I remember the first time the thought really hit me- “You are not your thoughts.” This was such a profoundly simple yet endlessly complex theory. If I am not my thoughts, then who am I? This question changed the way I think and in turn the way I view the world. I started to watch my thoughts and let them pass me by without judging them, without letting them take over me, and without falling into the illusion that I must respond to my thoughts. I stopped being a reactor to circumstance and started being pure consciousness, because that is who I really am.
Consciousness is not mind and mind is not consciousness. Consciousness is your true nature; your mind is that part of you that has been slowly constructed and conditioned by your education, parents, and society. Your mind is borrowed, your mind changes and your mind is not the real you. Do you ever have moments where you ‘talk’ to yourself? We all do. That is our true nature, our consciousness, talking with our rational, logical mind. Your mind is conditioned, you can have a mind full of Christian or Hindu beliefs, but there is no such thing as having a Hindu or Christian consciousness. Consciousness just is. We know this because our minds change, our beliefs change, and yet our consciousness remains. Your consciousness is always there, but you have to reach a no-mind state to discover the bliss and rawness that comes from accessing your authentic self. The only way to reach a no-mind state is to practice meditation daily.
Meditation is no-state mind; it is a state of no society within you, no conditioning within you. In Zen, they say to find your original face. In Western society, they refer to this theory as the role theory. Role theory implies that we behave according to our socially defined categories; this is what Zen means in that you have many faces and your face is cultivated. Find the original face you were born with and the original face is consciousness. Your roles are socially constructed and you are expected to act according to those constructs and constantly changing. The face of consciousness is eternal; it does not change like your roles do. A man and a child have different minds, but a man and a child have the same conscience.

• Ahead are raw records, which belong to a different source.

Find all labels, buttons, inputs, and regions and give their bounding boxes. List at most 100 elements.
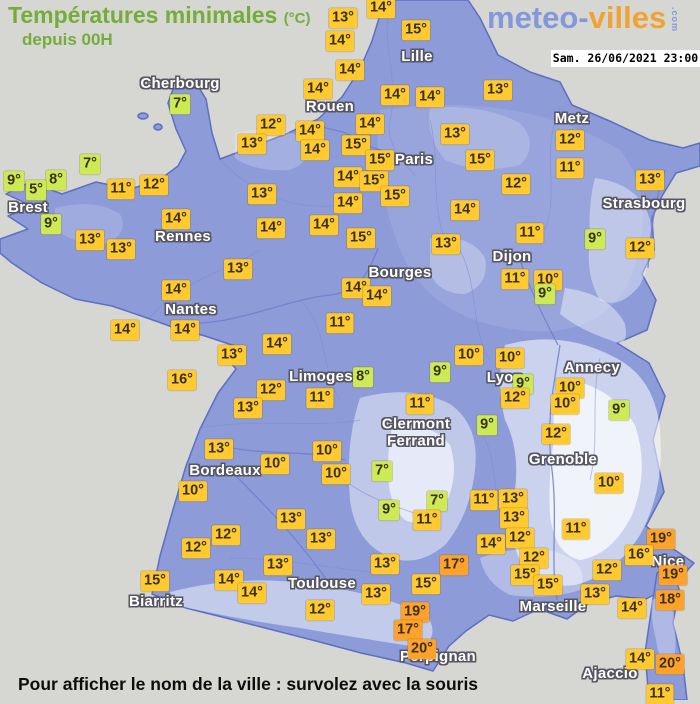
temp-label[interactable]: 13°: [432, 234, 460, 254]
temp-label[interactable]: 13°: [264, 555, 292, 575]
temp-label[interactable]: 9°: [379, 500, 399, 520]
temp-label[interactable]: 13°: [76, 230, 104, 250]
temp-label[interactable]: 7°: [372, 461, 392, 481]
temp-label[interactable]: 14°: [451, 200, 479, 220]
temp-label[interactable]: 9°: [430, 362, 450, 382]
temp-label[interactable]: 13°: [500, 508, 528, 528]
temp-label[interactable]: 13°: [371, 554, 399, 574]
temp-label[interactable]: 11°: [516, 223, 544, 243]
temp-label[interactable]: 12°: [542, 424, 570, 444]
temp-label[interactable]: 12°: [182, 538, 210, 558]
temp-label[interactable]: 16°: [168, 370, 196, 390]
temp-label[interactable]: 19°: [401, 602, 429, 622]
temp-label[interactable]: 13°: [205, 439, 233, 459]
temp-label[interactable]: 14°: [215, 570, 243, 590]
temp-label[interactable]: 7°: [80, 154, 100, 174]
temp-label[interactable]: 10°: [322, 464, 350, 484]
temp-label[interactable]: 14°: [304, 79, 332, 99]
temp-label[interactable]: 20°: [656, 654, 684, 674]
temp-label[interactable]: 8°: [353, 367, 373, 387]
temp-label[interactable]: 14°: [326, 31, 354, 51]
temp-label[interactable]: 9°: [477, 415, 497, 435]
temp-label[interactable]: 11°: [326, 313, 354, 333]
temp-label[interactable]: 14°: [162, 209, 190, 229]
temp-label[interactable]: 12°: [140, 175, 168, 195]
temp-label[interactable]: 10°: [556, 378, 584, 398]
temp-label[interactable]: 13°: [234, 398, 262, 418]
temp-label[interactable]: 13°: [441, 124, 469, 144]
temp-label[interactable]: 12°: [501, 388, 529, 408]
temp-label[interactable]: 18°: [656, 590, 684, 610]
site-logo[interactable]: meteo-villes .com: [487, 2, 680, 33]
temp-label[interactable]: 13°: [499, 489, 527, 509]
temp-label[interactable]: 12°: [502, 174, 530, 194]
temp-label[interactable]: 14°: [334, 193, 362, 213]
temp-label[interactable]: 14°: [257, 218, 285, 238]
temp-label[interactable]: 7°: [427, 491, 447, 511]
temp-label[interactable]: 14°: [111, 320, 139, 340]
temp-label[interactable]: 13°: [329, 8, 357, 28]
temp-label[interactable]: 10°: [179, 481, 207, 501]
temp-label[interactable]: 13°: [107, 239, 135, 259]
temp-label[interactable]: 12°: [212, 525, 240, 545]
temp-label[interactable]: 13°: [224, 259, 252, 279]
temp-label[interactable]: 15°: [366, 150, 394, 170]
temp-label[interactable]: 14°: [367, 0, 395, 18]
temp-label[interactable]: 14°: [342, 278, 370, 298]
temp-label[interactable]: 14°: [310, 215, 338, 235]
temp-label[interactable]: 9°: [535, 284, 555, 304]
temp-label[interactable]: 15°: [534, 575, 562, 595]
temp-label[interactable]: 10°: [551, 394, 579, 414]
temp-label[interactable]: 19°: [647, 529, 675, 549]
temp-label[interactable]: 7°: [170, 94, 190, 114]
temp-label[interactable]: 11°: [413, 510, 441, 530]
temp-label[interactable]: 15°: [511, 565, 539, 585]
temp-label[interactable]: 12°: [520, 548, 548, 568]
temp-label[interactable]: 11°: [556, 158, 584, 178]
temp-label[interactable]: 14°: [356, 114, 384, 134]
temp-label[interactable]: 5°: [26, 180, 46, 200]
temp-label[interactable]: 9°: [609, 400, 629, 420]
temp-label[interactable]: 11°: [406, 394, 434, 414]
temp-label[interactable]: 12°: [257, 380, 285, 400]
temp-label[interactable]: 17°: [394, 620, 422, 640]
temp-label[interactable]: 12°: [306, 600, 334, 620]
temp-label[interactable]: 14°: [477, 534, 505, 554]
temp-label[interactable]: 15°: [412, 574, 440, 594]
temp-label[interactable]: 12°: [257, 115, 285, 135]
temp-label[interactable]: 13°: [248, 184, 276, 204]
temp-label[interactable]: 15°: [347, 228, 375, 248]
temp-label[interactable]: 14°: [381, 85, 409, 105]
temp-label[interactable]: 10°: [496, 348, 524, 368]
temp-label[interactable]: 11°: [501, 269, 529, 289]
temp-label[interactable]: 9°: [4, 171, 24, 191]
temp-label[interactable]: 12°: [626, 238, 654, 258]
temp-label[interactable]: 11°: [107, 179, 135, 199]
temp-label[interactable]: 10°: [455, 345, 483, 365]
temp-label[interactable]: 14°: [301, 140, 329, 160]
temp-label[interactable]: 15°: [381, 186, 409, 206]
temp-label[interactable]: 11°: [470, 490, 498, 510]
temp-label[interactable]: 13°: [581, 584, 609, 604]
temp-label[interactable]: 13°: [307, 529, 335, 549]
temp-label[interactable]: 8°: [46, 170, 66, 190]
temp-label[interactable]: 20°: [408, 639, 436, 659]
temp-label[interactable]: 13°: [362, 584, 390, 604]
temp-label[interactable]: 11°: [562, 519, 590, 539]
temp-label[interactable]: 14°: [363, 286, 391, 306]
temp-label[interactable]: 14°: [162, 280, 190, 300]
temp-label[interactable]: 14°: [238, 583, 266, 603]
temp-label[interactable]: 15°: [466, 150, 494, 170]
temp-label[interactable]: 10°: [595, 473, 623, 493]
temp-label[interactable]: 14°: [416, 87, 444, 107]
temp-label[interactable]: 19°: [659, 565, 687, 585]
temp-label[interactable]: 14°: [334, 167, 362, 187]
temp-label[interactable]: 11°: [306, 388, 334, 408]
temp-label[interactable]: 14°: [171, 320, 199, 340]
temp-label[interactable]: 14°: [618, 598, 646, 618]
temp-label[interactable]: 12°: [506, 528, 534, 548]
temp-label[interactable]: 13°: [484, 80, 512, 100]
temp-label[interactable]: 15°: [360, 171, 388, 191]
temp-label[interactable]: 13°: [218, 345, 246, 365]
temp-label[interactable]: 16°: [625, 545, 653, 565]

Take a person with Alzheimer’s as an example. Meeting my grandmother in that state was the biggest eye opener for me. Here is a woman who had all the logic, all the rational mind in the world who reached a state where she could not rationalize, could not think or speak at all. And yet for the first time ever I saw her for the soul and being she was as consciousness. The eyes are the window to the soul and that spark in her eyes was her soul speaking to mine. She was there even if her mind was not and this is love so genuine it defies logic on all levels. This is genuine proof we are a soul stored in a physical body functioning in socialized conditioning but while our bodies and our minds deteriorate, our consciousness is eternal.